食事中につき…

急に思い立って妙高
電車の中で駅弁を広げたら、すぐ隣の席にシルバー世代の男性の一団が乗り込んできた。
あたりかまわず声高に話をしている。気にしなければよかったのだが、うっかり、煩いと思ってしまった。それが間違いの元で、それから会話の内容が耳に入るようになってしまった。
会話の中心にいるのは技術者か何かのようで、その昔貨客船で渡米したときの話をしている。約2週間の航海の間、いかに船酔いに苦しんだかを微にいり細にいりきかせてくれる。食事を食べられない様子など、それは詳しく、まったく聞くに堪えない。食事中でなくても耳を塞ぎたくなる内容だ。
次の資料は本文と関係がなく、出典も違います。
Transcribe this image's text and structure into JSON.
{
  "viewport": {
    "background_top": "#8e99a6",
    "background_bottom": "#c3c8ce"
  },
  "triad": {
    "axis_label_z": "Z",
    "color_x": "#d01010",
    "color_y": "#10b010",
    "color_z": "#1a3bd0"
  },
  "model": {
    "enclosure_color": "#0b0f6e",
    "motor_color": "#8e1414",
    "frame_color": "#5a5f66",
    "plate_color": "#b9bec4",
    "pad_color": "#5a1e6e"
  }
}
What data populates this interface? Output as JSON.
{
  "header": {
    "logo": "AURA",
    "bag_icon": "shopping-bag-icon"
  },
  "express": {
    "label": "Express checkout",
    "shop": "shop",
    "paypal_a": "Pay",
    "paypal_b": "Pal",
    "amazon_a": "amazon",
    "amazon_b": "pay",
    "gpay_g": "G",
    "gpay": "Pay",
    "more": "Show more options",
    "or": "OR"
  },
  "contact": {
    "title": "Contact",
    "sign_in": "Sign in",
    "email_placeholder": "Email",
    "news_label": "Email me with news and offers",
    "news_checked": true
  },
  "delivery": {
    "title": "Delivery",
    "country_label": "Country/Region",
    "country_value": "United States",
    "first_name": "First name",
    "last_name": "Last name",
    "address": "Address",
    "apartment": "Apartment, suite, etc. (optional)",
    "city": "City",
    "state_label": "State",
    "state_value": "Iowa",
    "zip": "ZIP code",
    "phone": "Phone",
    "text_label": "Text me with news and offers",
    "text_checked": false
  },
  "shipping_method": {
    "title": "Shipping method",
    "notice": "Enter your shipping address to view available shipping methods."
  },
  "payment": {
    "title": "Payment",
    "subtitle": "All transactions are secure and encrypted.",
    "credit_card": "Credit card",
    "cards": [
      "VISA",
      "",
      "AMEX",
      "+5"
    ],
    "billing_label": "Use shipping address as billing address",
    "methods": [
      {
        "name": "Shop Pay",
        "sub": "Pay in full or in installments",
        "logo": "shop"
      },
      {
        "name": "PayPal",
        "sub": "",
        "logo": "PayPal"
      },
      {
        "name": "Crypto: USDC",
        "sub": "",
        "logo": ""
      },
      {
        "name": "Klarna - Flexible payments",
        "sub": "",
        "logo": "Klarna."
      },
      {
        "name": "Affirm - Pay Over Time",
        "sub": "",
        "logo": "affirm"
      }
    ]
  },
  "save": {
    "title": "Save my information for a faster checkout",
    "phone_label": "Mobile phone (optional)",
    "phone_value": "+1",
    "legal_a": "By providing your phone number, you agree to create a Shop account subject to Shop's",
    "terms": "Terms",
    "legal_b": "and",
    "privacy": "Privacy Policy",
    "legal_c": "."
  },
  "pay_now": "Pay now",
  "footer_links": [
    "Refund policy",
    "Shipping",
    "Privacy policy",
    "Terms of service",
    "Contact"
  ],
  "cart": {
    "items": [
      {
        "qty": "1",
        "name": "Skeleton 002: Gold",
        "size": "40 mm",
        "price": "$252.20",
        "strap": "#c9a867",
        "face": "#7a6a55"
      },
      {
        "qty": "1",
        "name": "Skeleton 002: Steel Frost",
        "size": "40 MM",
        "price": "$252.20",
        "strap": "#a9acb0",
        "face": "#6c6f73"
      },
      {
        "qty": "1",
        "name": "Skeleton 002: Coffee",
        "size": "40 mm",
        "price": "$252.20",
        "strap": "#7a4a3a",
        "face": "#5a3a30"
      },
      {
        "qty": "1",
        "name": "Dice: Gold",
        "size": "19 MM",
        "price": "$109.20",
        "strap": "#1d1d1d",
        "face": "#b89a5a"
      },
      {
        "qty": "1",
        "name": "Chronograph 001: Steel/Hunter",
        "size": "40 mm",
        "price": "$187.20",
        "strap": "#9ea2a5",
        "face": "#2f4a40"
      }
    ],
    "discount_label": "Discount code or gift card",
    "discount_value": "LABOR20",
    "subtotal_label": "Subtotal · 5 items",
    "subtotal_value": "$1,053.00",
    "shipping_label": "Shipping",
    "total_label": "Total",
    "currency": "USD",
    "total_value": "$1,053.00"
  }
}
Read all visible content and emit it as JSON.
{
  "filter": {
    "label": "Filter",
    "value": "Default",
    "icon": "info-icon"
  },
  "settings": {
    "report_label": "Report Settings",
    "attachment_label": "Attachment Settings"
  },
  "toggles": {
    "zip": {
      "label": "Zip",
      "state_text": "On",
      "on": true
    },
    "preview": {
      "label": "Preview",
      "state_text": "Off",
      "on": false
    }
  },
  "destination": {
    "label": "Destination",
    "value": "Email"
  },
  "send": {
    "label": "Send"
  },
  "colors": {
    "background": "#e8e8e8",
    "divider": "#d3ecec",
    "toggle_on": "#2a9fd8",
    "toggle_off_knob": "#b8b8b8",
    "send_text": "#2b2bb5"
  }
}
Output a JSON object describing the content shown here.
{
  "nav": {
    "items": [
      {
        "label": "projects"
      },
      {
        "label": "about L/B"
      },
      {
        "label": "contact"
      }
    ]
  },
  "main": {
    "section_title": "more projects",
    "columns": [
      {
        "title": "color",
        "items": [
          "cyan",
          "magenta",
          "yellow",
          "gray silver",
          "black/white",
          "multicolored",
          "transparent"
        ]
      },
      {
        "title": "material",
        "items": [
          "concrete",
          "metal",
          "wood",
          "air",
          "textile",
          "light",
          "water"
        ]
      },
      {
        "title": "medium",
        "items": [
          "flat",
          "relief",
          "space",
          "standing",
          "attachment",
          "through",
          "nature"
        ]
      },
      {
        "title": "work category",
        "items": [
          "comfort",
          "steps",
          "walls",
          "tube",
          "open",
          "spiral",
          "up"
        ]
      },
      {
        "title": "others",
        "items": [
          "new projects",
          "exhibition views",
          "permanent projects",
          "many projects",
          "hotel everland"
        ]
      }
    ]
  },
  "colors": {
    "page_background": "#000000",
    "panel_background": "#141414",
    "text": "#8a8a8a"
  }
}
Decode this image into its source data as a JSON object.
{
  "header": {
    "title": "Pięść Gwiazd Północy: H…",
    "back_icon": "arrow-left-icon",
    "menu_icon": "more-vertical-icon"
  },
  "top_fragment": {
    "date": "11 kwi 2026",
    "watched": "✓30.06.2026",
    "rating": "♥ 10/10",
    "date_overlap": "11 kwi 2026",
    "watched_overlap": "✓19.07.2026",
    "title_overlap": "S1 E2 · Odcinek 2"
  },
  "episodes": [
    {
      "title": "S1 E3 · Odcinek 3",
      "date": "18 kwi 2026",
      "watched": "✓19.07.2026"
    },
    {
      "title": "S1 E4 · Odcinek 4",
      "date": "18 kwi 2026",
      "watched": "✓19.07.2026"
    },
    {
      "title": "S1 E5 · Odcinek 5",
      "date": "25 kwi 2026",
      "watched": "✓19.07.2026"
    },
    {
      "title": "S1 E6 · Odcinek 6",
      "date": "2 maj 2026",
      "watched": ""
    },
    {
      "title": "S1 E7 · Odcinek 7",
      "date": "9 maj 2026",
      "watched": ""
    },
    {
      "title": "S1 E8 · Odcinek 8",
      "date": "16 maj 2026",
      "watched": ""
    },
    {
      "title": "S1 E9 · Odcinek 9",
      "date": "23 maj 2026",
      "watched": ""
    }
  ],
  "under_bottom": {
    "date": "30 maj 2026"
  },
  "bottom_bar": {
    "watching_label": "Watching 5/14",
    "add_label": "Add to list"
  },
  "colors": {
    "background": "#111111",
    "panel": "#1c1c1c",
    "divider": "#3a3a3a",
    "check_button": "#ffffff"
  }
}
彼の席からは、駅弁を広げている私が見え、時折目も会う。私はあからさまにいやな顔をし、なんとか話題をかえてくれないだろうかと祈った。努力も虚しく、話はますますエスカレートしてくる。もうこうなったら覚悟を決めようと、開き直って食べることに集中した。
食べおわって、怒りのおさまらないままこれを書いてふと気が付くと、まったく話し声が聞こえなくなっている。
なんと、件のオジサマたち、揃ってこうべをたれて熟睡している。
人品卑しからず、日本の繁栄をリードしてきたと思える人たちなのに、このマナーの悪さときたら。